Faced with the need to pump as much as $8 million annually into a fund for health care for retired city workers, officials are eyeing three potential options.
One is to continue a ‘pay as you go’ tradition that is currently costing taxpayers about $1.8 million annually, though that number could rise tenfold within a decade.
Another is to renegotiate the post-employment benefits that municipal workers receive to lower the cost, perhaps by reducing the 10-year period that worker remain eligible for full health care coverage.
Finally, a new city committee is eyeing the possibility of tapping into overfunded pension accounts in order to use some of the excess to pay the tab – a move that would immediately lower property taxes by nearly half a mill.
City Councilor Ken Cockayne, who pushed for the committee’s creation, said that shifting the money is “the one drastic step” City Hall could take to help ease the burden on taxpayers.
After hearing the options laid out in detail by city Comptroller Glenn Klocko this week, the new GASB 45 Committee, named for an accounting rule, plans to study the information carefully before taking any action.
“We should probably take some time and go through this,” said T.J. Barnes, a member of the new panel.
Mayor Art Ward said the committee will make its recommendations to the Joint Board, which consists of city councilors and Board of Finance members. It will have the last word, the mayor said.

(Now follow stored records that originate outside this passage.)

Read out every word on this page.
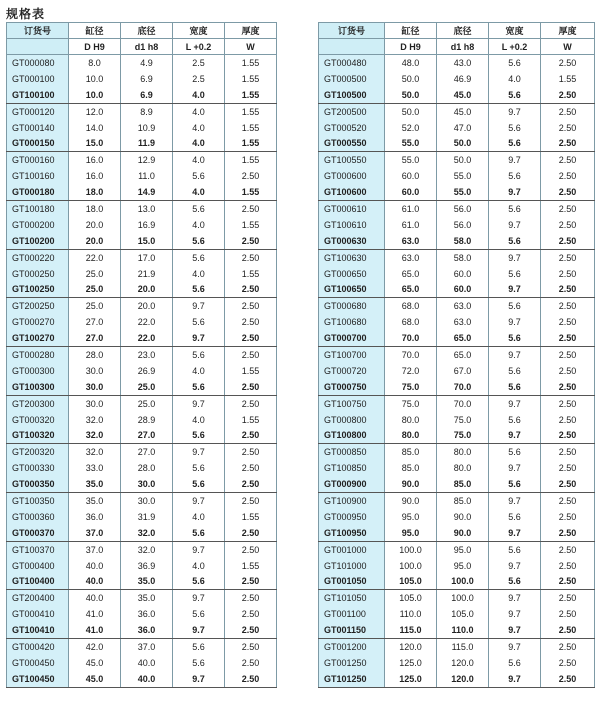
规格表
订货号	缸径	底径	宽度	厚度
	D H9	d1 h8	L +0.2	W
GT000080	8.0	4.9	2.5	1.55
GT000100	10.0	6.9	2.5	1.55
GT100100	10.0	6.9	4.0	1.55
GT000120	12.0	8.9	4.0	1.55
GT000140	14.0	10.9	4.0	1.55
GT000150	15.0	11.9	4.0	1.55
GT000160	16.0	12.9	4.0	1.55
GT100160	16.0	11.0	5.6	2.50
GT000180	18.0	14.9	4.0	1.55
GT100180	18.0	13.0	5.6	2.50
GT000200	20.0	16.9	4.0	1.55
GT100200	20.0	15.0	5.6	2.50
GT000220	22.0	17.0	5.6	2.50
GT000250	25.0	21.9	4.0	1.55
GT100250	25.0	20.0	5.6	2.50
GT200250	25.0	20.0	9.7	2.50
GT000270	27.0	22.0	5.6	2.50
GT100270	27.0	22.0	9.7	2.50
GT000280	28.0	23.0	5.6	2.50
GT000300	30.0	26.9	4.0	1.55
GT100300	30.0	25.0	5.6	2.50
GT200300	30.0	25.0	9.7	2.50
GT000320	32.0	28.9	4.0	1.55
GT100320	32.0	27.0	5.6	2.50
GT200320	32.0	27.0	9.7	2.50
GT000330	33.0	28.0	5.6	2.50
GT000350	35.0	30.0	5.6	2.50
GT100350	35.0	30.0	9.7	2.50
GT000360	36.0	31.9	4.0	1.55
GT000370	37.0	32.0	5.6	2.50
GT100370	37.0	32.0	9.7	2.50
GT000400	40.0	36.9	4.0	1.55
GT100400	40.0	35.0	5.6	2.50
GT200400	40.0	35.0	9.7	2.50
GT000410	41.0	36.0	5.6	2.50
GT100410	41.0	36.0	9.7	2.50
GT000420	42.0	37.0	5.6	2.50
GT000450	45.0	40.0	5.6	2.50
GT100450	45.0	40.0	9.7	2.50
订货号	缸径	底径	宽度	厚度
	D H9	d1 h8	L +0.2	W
GT000480	48.0	43.0	5.6	2.50
GT000500	50.0	46.9	4.0	1.55
GT100500	50.0	45.0	5.6	2.50
GT200500	50.0	45.0	9.7	2.50
GT000520	52.0	47.0	5.6	2.50
GT000550	55.0	50.0	5.6	2.50
GT100550	55.0	50.0	9.7	2.50
GT000600	60.0	55.0	5.6	2.50
GT100600	60.0	55.0	9.7	2.50
GT000610	61.0	56.0	5.6	2.50
GT100610	61.0	56.0	9.7	2.50
GT000630	63.0	58.0	5.6	2.50
GT100630	63.0	58.0	9.7	2.50
GT000650	65.0	60.0	5.6	2.50
GT100650	65.0	60.0	9.7	2.50
GT000680	68.0	63.0	5.6	2.50
GT100680	68.0	63.0	9.7	2.50
GT000700	70.0	65.0	5.6	2.50
GT100700	70.0	65.0	9.7	2.50
GT000720	72.0	67.0	5.6	2.50
GT000750	75.0	70.0	5.6	2.50
GT100750	75.0	70.0	9.7	2.50
GT000800	80.0	75.0	5.6	2.50
GT100800	80.0	75.0	9.7	2.50
GT000850	85.0	80.0	5.6	2.50
GT100850	85.0	80.0	9.7	2.50
GT000900	90.0	85.0	5.6	2.50
GT100900	90.0	85.0	9.7	2.50
GT000950	95.0	90.0	5.6	2.50
GT100950	95.0	90.0	9.7	2.50
GT001000	100.0	95.0	5.6	2.50
GT101000	100.0	95.0	9.7	2.50
GT001050	105.0	100.0	5.6	2.50
GT101050	105.0	100.0	9.7	2.50
GT001100	110.0	105.0	9.7	2.50
GT001150	115.0	110.0	9.7	2.50
GT001200	120.0	115.0	9.7	2.50
GT001250	125.0	120.0	5.6	2.50
GT101250	125.0	120.0	9.7	2.50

Klocko said the city needs $71.7 million to cover the anticipated future costs of the post-employment benefits other than pensions. He called the figure “the problem child we’re dealing with.”
It has a trust fund established to cover that tab, but “the problem is we don’t have any funding” for it, Klocko said. The trust fund is empty.
Klocko said that bond rating agencies want to see that Bristol has a plan for dealing with the issue, not necessarily a complete solution to the problem.
Continuing the ‘pay as you go’ practice, the comptroller said, “is going to get very difficult” because rising costs will eventually make it almost impossible for taxpayers to cover the yearly tab.
In Norwalk, which adopted a plan recently, officials plan on putting $2 million a year in tax revenues into a trust to pay the cost. They also renegotiated the benefits union members get in order to lower the overall expense.
Under Internal Revenue Service rules, the city would have to leave at least 120 percent of the expected pension fund needs intact in the existing trust. It could only tap money over and above that figure.
This week, the city’s fire and police pension funds are still so flush that the city could easily meet the IRS rules to tap into them. There’s also enough in the general city trust fund to dip in on a yearly basis.
Overall, the three trust funds totaled $426 million as of Tuesday. They reached a low of $412 million at the low end of the market this fall. They have been as high as $550 million last spring.